Mrs. Hamon had gone in with a white face to explain things to Grannie.

She came back presently and said briefly to Gard, "She wants you," and he went in to the old lady.

"You did well, Stephen Gard," she chirped. "Stand by them, for they'll need it. He's a bad lot is Tom, and he'll make things uncomfortable when he comes here to live. When Nancy takes her third of what's left of the house, that'll be only two rooms, so you'll have to look out for another, and maybe you'll not find it easy to get one in Little Sark. If you take my advice you'll try Charles Guille at Clos Bourel, or Thomas Carré at the Plaisance Cottages by the Coupée, they're kindly folk both. I've told Nancy to get Philip Tanquerel of Val Creux to help her portion the lots, and it'll be no easy job, for Tom will choose the best and get all he can."

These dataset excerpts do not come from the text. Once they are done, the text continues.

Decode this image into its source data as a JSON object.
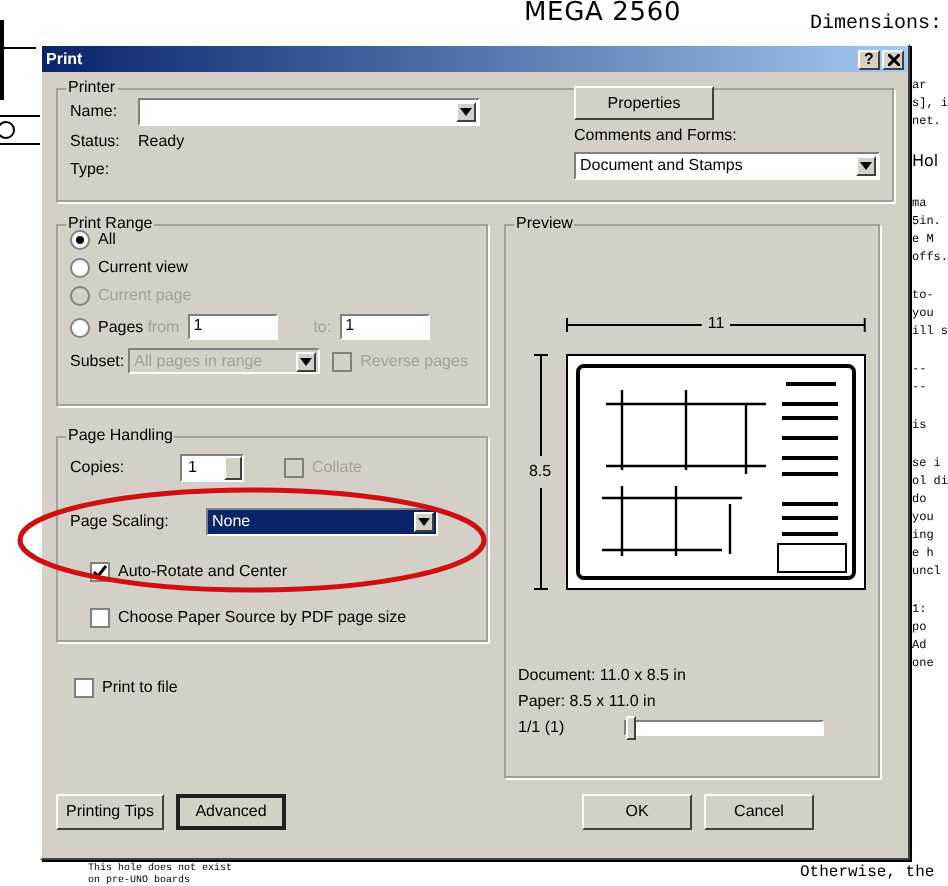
{
  "background_document": {
    "heading": "MEGA 2560",
    "dimensions_label": "Dimensions:",
    "right_groups": [
      [
        "ar",
        "s], i",
        "net."
      ],
      [
        "Hol"
      ],
      [
        "ma",
        "5in.",
        "e M",
        "offs."
      ],
      [
        "to-",
        "you",
        "ill s"
      ],
      [
        "--",
        "--"
      ],
      [
        "is"
      ],
      [
        "se i",
        "ol di",
        "do",
        "you",
        "ing",
        "e h",
        "uncl"
      ],
      [
        "1:",
        "po",
        "Ad",
        "one"
      ]
    ],
    "note_lines": [
      "This hole does not exist",
      "on pre-UNO boards"
    ],
    "footer_fragment": "Otherwise, the"
  },
  "window": {
    "title": "Print",
    "help_button": "?"
  },
  "printer": {
    "title": "Printer",
    "name_label": "Name:",
    "status_label": "Status:",
    "status": "Ready",
    "type_label": "Type:",
    "properties_button": "Properties",
    "comments_label": "Comments and Forms:",
    "comments_value": "Document and Stamps"
  },
  "print_range": {
    "title": "Print Range",
    "options": [
      {
        "label": "All",
        "selected": true,
        "disabled": false
      },
      {
        "label": "Current view",
        "selected": false,
        "disabled": false
      },
      {
        "label": "Current page",
        "selected": false,
        "disabled": true
      },
      {
        "label": "Pages",
        "selected": false,
        "disabled": false
      }
    ],
    "from_label": "from",
    "from_value": "1",
    "to_label": "to:",
    "to_value": "1",
    "subset_label": "Subset:",
    "subset_value": "All pages in range",
    "reverse_pages": {
      "label": "Reverse pages",
      "checked": false,
      "disabled": true
    }
  },
  "page_handling": {
    "title": "Page Handling",
    "copies_label": "Copies:",
    "copies_value": "1",
    "collate": {
      "label": "Collate",
      "checked": false,
      "disabled": true
    },
    "scaling_label": "Page Scaling:",
    "scaling_value": "None",
    "auto_rotate": {
      "label": "Auto-Rotate and Center",
      "checked": true,
      "disabled": false
    },
    "paper_source": {
      "label": "Choose Paper Source by PDF page size",
      "checked": false,
      "disabled": false
    }
  },
  "print_to_file": {
    "label": "Print to file",
    "checked": false,
    "disabled": false
  },
  "preview": {
    "title": "Preview",
    "width_label": "11",
    "height_label": "8.5",
    "document_size": "Document: 11.0 x 8.5 in",
    "paper_size": "Paper: 8.5 x 11.0 in",
    "page_count": "1/1 (1)",
    "slider": {
      "level": 0
    }
  },
  "buttons_left": [
    {
      "label": "Printing Tips",
      "focused": false
    },
    {
      "label": "Advanced",
      "focused": true
    }
  ],
  "buttons_right": [
    {
      "label": "OK",
      "focused": false
    },
    {
      "label": "Cancel",
      "focused": false
    }
  ]
}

They were agreeably surprised to hear no more of Tom, but learned before long that, on the strength of his unexpected good fortune, he had gone over to Guernsey to pass, in ways that most appealed to him, the six weeks allowed by the law for the settlement of his father's affairs.

Within that six weeks Philip Tanquerel of Val Creux had, on Mrs. Hamon's behalf, to allot all old Tom's estate, house, fields, cattle, implements, furniture, into three as equal portions as he could contrive with his most careful balancing of pros and cons. For, with Solomon-like wisdom, Sark law entails upon the widow the apportionment of the three lots into which everything is divided, but allows the heir first choice of any two of them, the remaining lot becoming the widow's dower.

No light undertaking, therefore, the apportionment of those lots, or the widow may be left with only bedrooms to live in, and an ill proportion of grazing ground for her cattle and herself to live upon. For, be sure that when it comes to the picking of these lots, even the best of sons will pick the plums, and when such an one as Tom Hamon is in question it is as well to mingle the plums and the sloes with an exactitude of proportionment that will allow of no advantage either way.